The men "attempted to enter Canada covertly, traveling on tourist visas" and pretending not to know each other. Suspicious border agents found a photo showing several of the men together, "revealing their lie and thwarting their mission," it said.

The alleged incident took place less than two weeks after Saudi agents murdered journalist Jamal Khashoggi in the kingdom's Istanbul consulate on Oct. 2, 2018. Initially denying and later downplaying the incident as an accidental killing in a fistfight, Riyadh finally admitted almost three weeks after the disappearance that Khashoggi was murdered in a premeditated fashion but denied any involvement of the royal family. MBS came under international criticism over Khashoggi's killing, and the U.N. report found "credible evidence" that linked the crown prince to the brutal murder.

Al-Jabri was a top aide to former Saudi Crown Prince Mohammed bin Nayef for years in the kingdom's interior ministry. He was removed from his post by King Salman in 2015, a move that was not officially explained, and led to speculation that it reflected wider tension within the ruling elite. After he fled to Canada in 2017, the Canadian government gave refugee status to al-Jabri, which created a diplomatic row between Ottawa and Riyadh in 2018. His children, Omar, 21, and Sarah, 20, have been detained since March in a bid to force their exiled father to return to the kingdom, Human Rights Watch (HRW) said in May. The Middle East Eye reported in March that al-Jabri was chased and harassed in Canada by MBS.

Omar and Sarah were arrested 10 days after the arrest of two senior princes that triggered speculation about a possible coup attempt or a sudden deterioration in the king's health. The arrests of the king's younger and beloved brother, Prince Ahmed bin Abdelaziz, and the king's nephew and former counterterrorism czar, Prince Mohammed bin Nayef, sent a message to anyone in the royal family feeling disenfranchised, according to a source in Saudi Arabia with knowledge of the arrests, as reported by The Associated Press (AP).

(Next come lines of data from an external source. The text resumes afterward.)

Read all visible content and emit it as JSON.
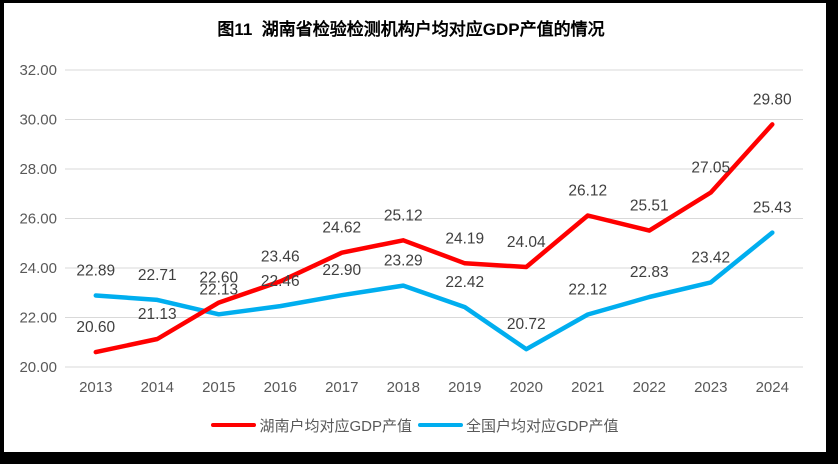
{
  "title": "图11  湖南省检验检测机构户均对应GDP产值的情况",
  "chart_data": {
    "type": "line",
    "title": "图11  湖南省检验检测机构户均对应GDP产值的情况",
    "categories": [
      "2013",
      "2014",
      "2015",
      "2016",
      "2017",
      "2018",
      "2019",
      "2020",
      "2021",
      "2022",
      "2023",
      "2024"
    ],
    "series": [
      {
        "name": "湖南户均对应GDP产值",
        "color": "#FF0000",
        "values": [
          20.6,
          21.13,
          22.6,
          23.46,
          24.62,
          25.12,
          24.19,
          24.04,
          26.12,
          25.51,
          27.05,
          29.8
        ]
      },
      {
        "name": "全国户均对应GDP产值",
        "color": "#00AEEF",
        "values": [
          22.89,
          22.71,
          22.13,
          22.46,
          22.9,
          23.29,
          22.42,
          20.72,
          22.12,
          22.83,
          23.42,
          25.43
        ]
      }
    ],
    "ylim": [
      20,
      32
    ],
    "ytick_step": 2,
    "y_tick_labels": [
      "20.00",
      "22.00",
      "24.00",
      "26.00",
      "28.00",
      "30.00",
      "32.00"
    ],
    "grid": true,
    "data_labels": true,
    "legend_position": "bottom",
    "colors": {
      "gridline": "#D9D9D9",
      "axis_text": "#595959",
      "data_label_text": "#404040",
      "title_text": "#000000",
      "frame_border": "#000000",
      "background": "#FFFFFF"
    }
  }
}
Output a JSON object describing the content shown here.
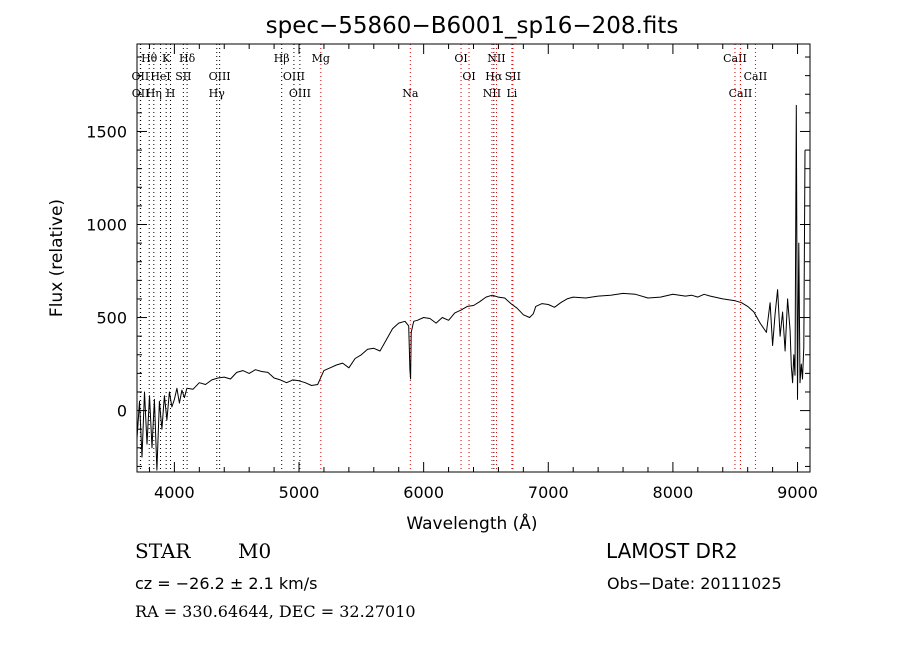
{
  "chart_data": {
    "type": "line",
    "title": "spec−55860−B6001_sp16−208.fits",
    "xlabel": "Wavelength (Å)",
    "ylabel": "Flux (relative)",
    "xlim": [
      3700,
      9100
    ],
    "ylim": [
      -330,
      1970
    ],
    "x_ticks": [
      4000,
      5000,
      6000,
      7000,
      8000,
      9000
    ],
    "y_ticks": [
      0,
      500,
      1000,
      1500
    ],
    "grid": false,
    "series": [
      {
        "color": "#000000",
        "x": [
          3700,
          3720,
          3740,
          3760,
          3780,
          3800,
          3820,
          3840,
          3860,
          3880,
          3900,
          3920,
          3940,
          3960,
          3980,
          4000,
          4020,
          4040,
          4060,
          4080,
          4100,
          4150,
          4200,
          4250,
          4300,
          4350,
          4400,
          4450,
          4500,
          4550,
          4600,
          4650,
          4700,
          4750,
          4800,
          4850,
          4900,
          4950,
          5000,
          5050,
          5100,
          5150,
          5200,
          5250,
          5300,
          5350,
          5400,
          5450,
          5500,
          5550,
          5600,
          5650,
          5700,
          5750,
          5800,
          5850,
          5880,
          5890,
          5895,
          5900,
          5920,
          5950,
          6000,
          6050,
          6100,
          6150,
          6200,
          6250,
          6300,
          6350,
          6400,
          6450,
          6500,
          6550,
          6600,
          6650,
          6700,
          6750,
          6800,
          6850,
          6880,
          6900,
          6950,
          7000,
          7050,
          7100,
          7150,
          7200,
          7300,
          7400,
          7500,
          7600,
          7700,
          7800,
          7900,
          8000,
          8100,
          8150,
          8200,
          8250,
          8300,
          8400,
          8500,
          8550,
          8600,
          8650,
          8700,
          8750,
          8780,
          8800,
          8820,
          8840,
          8860,
          8880,
          8900,
          8920,
          8940,
          8950,
          8960,
          8970,
          8980,
          8990,
          9000,
          9010,
          9020,
          9030,
          9040,
          9050,
          9060
        ],
        "y": [
          -150,
          50,
          -250,
          100,
          -180,
          80,
          -200,
          60,
          -320,
          50,
          -100,
          80,
          -50,
          100,
          20,
          60,
          120,
          40,
          110,
          70,
          120,
          115,
          150,
          140,
          165,
          175,
          180,
          170,
          205,
          215,
          200,
          220,
          210,
          205,
          175,
          165,
          150,
          165,
          160,
          150,
          135,
          140,
          215,
          230,
          245,
          255,
          230,
          280,
          300,
          330,
          335,
          320,
          380,
          440,
          470,
          480,
          455,
          220,
          170,
          420,
          480,
          485,
          500,
          495,
          470,
          500,
          485,
          525,
          540,
          560,
          565,
          585,
          610,
          620,
          610,
          605,
          575,
          550,
          515,
          500,
          520,
          560,
          575,
          570,
          555,
          580,
          600,
          610,
          605,
          615,
          620,
          630,
          625,
          605,
          610,
          625,
          615,
          620,
          610,
          625,
          615,
          600,
          590,
          580,
          560,
          530,
          470,
          420,
          580,
          350,
          520,
          650,
          400,
          530,
          320,
          600,
          430,
          240,
          150,
          300,
          190,
          1640,
          60,
          900,
          150,
          250,
          170,
          340,
          1400
        ]
      }
    ],
    "spectral_lines": [
      {
        "label": "Hθ",
        "wavelength": 3798,
        "color": "#000000",
        "row": 1
      },
      {
        "label": "K",
        "wavelength": 3934,
        "color": "#000000",
        "row": 1
      },
      {
        "label": "Hδ",
        "wavelength": 4102,
        "color": "#000000",
        "row": 1
      },
      {
        "label": "Hβ",
        "wavelength": 4861,
        "color": "#000000",
        "row": 1
      },
      {
        "label": "Mg",
        "wavelength": 5175,
        "color": "#cc0000",
        "row": 1
      },
      {
        "label": "OI",
        "wavelength": 6300,
        "color": "#cc0000",
        "row": 1
      },
      {
        "label": "NII",
        "wavelength": 6584,
        "color": "#cc0000",
        "row": 1
      },
      {
        "label": "CaII",
        "wavelength": 8498,
        "color": "#cc0000",
        "row": 1
      },
      {
        "label": "OII",
        "wavelength": 3727,
        "color": "#000000",
        "row": 2
      },
      {
        "label": "HeI",
        "wavelength": 3889,
        "color": "#000000",
        "row": 2
      },
      {
        "label": "SII",
        "wavelength": 4072,
        "color": "#000000",
        "row": 2
      },
      {
        "label": "OIII",
        "wavelength": 4363,
        "color": "#000000",
        "row": 2
      },
      {
        "label": "OIII",
        "wavelength": 4959,
        "color": "#000000",
        "row": 2
      },
      {
        "label": "OI",
        "wavelength": 6364,
        "color": "#cc0000",
        "row": 2
      },
      {
        "label": "Hα",
        "wavelength": 6563,
        "color": "#000000",
        "row": 2
      },
      {
        "label": "SII",
        "wavelength": 6716,
        "color": "#cc0000",
        "row": 2
      },
      {
        "label": "CaII",
        "wavelength": 8662,
        "color": "#cc0000",
        "row": 2
      },
      {
        "label": "OII",
        "wavelength": 3729,
        "color": "#000000",
        "row": 3
      },
      {
        "label": "Hη",
        "wavelength": 3835,
        "color": "#000000",
        "row": 3
      },
      {
        "label": "H",
        "wavelength": 3969,
        "color": "#000000",
        "row": 3
      },
      {
        "label": "Hγ",
        "wavelength": 4340,
        "color": "#000000",
        "row": 3
      },
      {
        "label": "OIII",
        "wavelength": 5007,
        "color": "#000000",
        "row": 3
      },
      {
        "label": "Na",
        "wavelength": 5893,
        "color": "#cc0000",
        "row": 3
      },
      {
        "label": "NII",
        "wavelength": 6548,
        "color": "#cc0000",
        "row": 3
      },
      {
        "label": "Li",
        "wavelength": 6708,
        "color": "#cc0000",
        "row": 3
      },
      {
        "label": "CaII",
        "wavelength": 8542,
        "color": "#cc0000",
        "row": 3
      }
    ]
  },
  "info": {
    "class_label": "STAR",
    "subclass": "M0",
    "redshift": "cz = −26.2 ± 2.1 km/s",
    "coords": "RA = 330.64644, DEC =  32.27010",
    "survey": "LAMOST DR2",
    "obs_date": "Obs−Date: 20111025"
  }
}
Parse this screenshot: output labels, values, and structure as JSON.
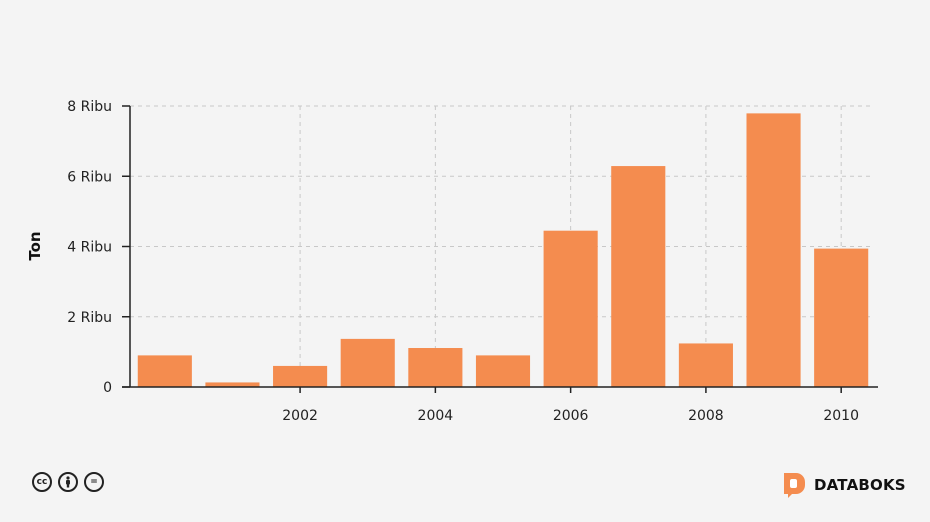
{
  "chart_data": {
    "type": "bar",
    "x": [
      2000,
      2001,
      2002,
      2003,
      2004,
      2005,
      2006,
      2007,
      2008,
      2009,
      2010
    ],
    "values": [
      900,
      130,
      600,
      1370,
      1110,
      900,
      4450,
      6290,
      1240,
      7790,
      3940
    ],
    "ylabel": "Ton",
    "ylim": [
      0,
      8000
    ],
    "yticks": [
      0,
      2000,
      4000,
      6000,
      8000
    ],
    "ytick_labels": [
      "0",
      "2 Ribu",
      "4 Ribu",
      "6 Ribu",
      "8 Ribu"
    ],
    "xticks": [
      2002,
      2004,
      2006,
      2008,
      2010
    ],
    "xtick_labels": [
      "2002",
      "2004",
      "2006",
      "2008",
      "2010"
    ],
    "bar_color": "#f48c4f",
    "grid": true
  },
  "footer": {
    "license_icons": [
      "creative-commons-icon",
      "attribution-icon",
      "no-derivatives-icon"
    ],
    "license_glyphs": [
      "cc",
      "",
      "="
    ],
    "brand_name": "DATABOKS",
    "brand_color": "#f48c4f"
  }
}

MBS was the second crown prince before Prince Mohammed bin Nayef was shunted out of the line of succession in mid-2017. In the same year, dozens of Saudi royals, former state officials and influential businessmen were rounded up in an anti-corruption sweep, and MBS has remained the only crown prince since then. He pursued an unusual method in the kingdom’s domestic politics and destroyed the dynastic balance in the internal political structure to eliminate the threats that could have been directed at him.